One of the most surprising and poignant expressions of group identity can be found in Forest Hill’s plot of confederate graves that occupy the northernmost confederate cemetery in the country. During the Civil War, Camp Randall briefly operated as a prison camp and hospital for confederate soldiers who surrendered to the Union Army after defeat at the Battle of Island No. 10 in the Spring of 1862. Camp Randall was unequipped to house and care for the 1,400 confederate prisoners placed in their charge, and all prisoners were transferred by the beginning of summer after the battle. The 140 confederate soldiers buried at Forest Hill died of wounds or illness at Camp Randall before the prison transfer took place.
Though the confederate soldiers were buried here in Forest Hill i in 1862, the original plot would have looked very different. Shortly after the Civil War ended, Alice Waterman, a sympathetic Madison citizen with southern roots, became the self-appointed custodian of Confederates Rest. Waterman procured confederate markers for each of the men, and continued to tend the plot until her own death in 1897, when she joined “her boys” as the only civilian laid to rest in in the enclosed confederate plot.
The uniform design and minimal ornament that characterizes most veteran gravestones is emphasized by the noticeable absence of even birth and death dates. It is the lack of information that is most telling of the men buried in this lot. Each grave is simply inscribed: beneath the symbol of the Southern Cross, with a number, followed by the name and state regiment affiliations of the deceased. A plaque at the entrance of Confederate Rest explains the missing biographic data.
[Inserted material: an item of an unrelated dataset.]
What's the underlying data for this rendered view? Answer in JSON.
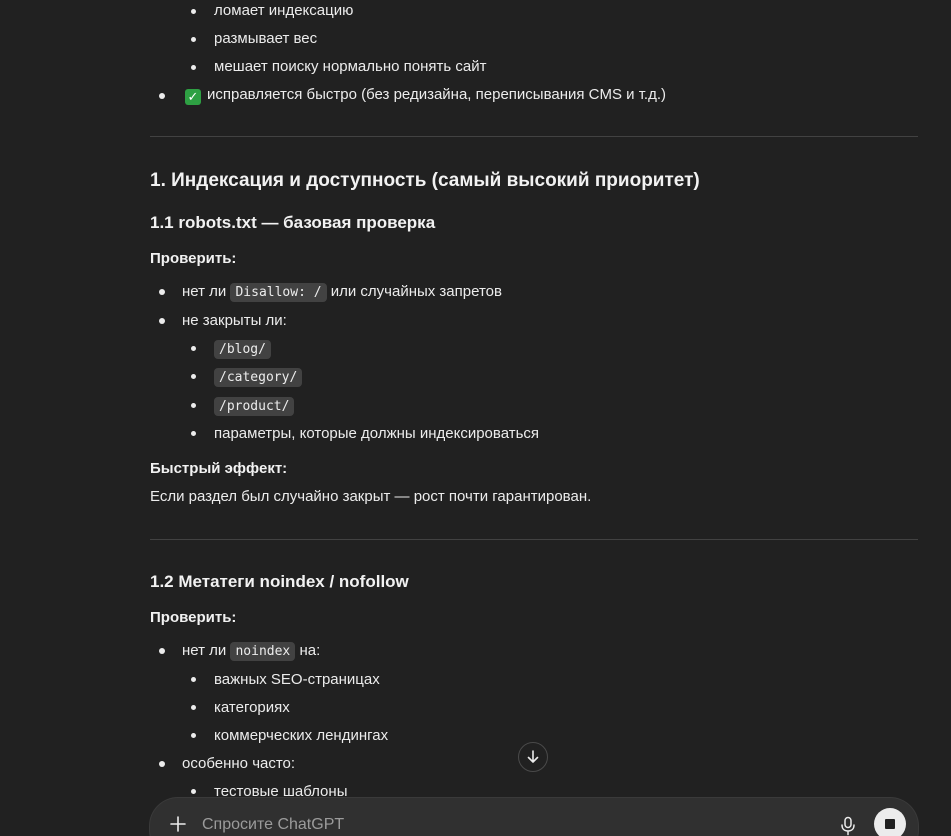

The birthdates were unknown for almost all of the 140 men interred in Confederate rest, and all 140 shared the same year of death in 1862. The identically incomplete biographies of these confederate soldiers speak with unique poignancy to their last days on earth. They each died far from away from family and loved ones, far from anyone who knew them outside of the distinctly traumatic context of an ugly war.
Dispersed throughout Forest Hill you will find an array of symbols that signify membership of various secret societies and fraternal orders. The significance of these mysterious designs may be lost to an uninitiated cemetery visitor, but they hold a great deal of meaning for the people who recognize them as symbols of shared community.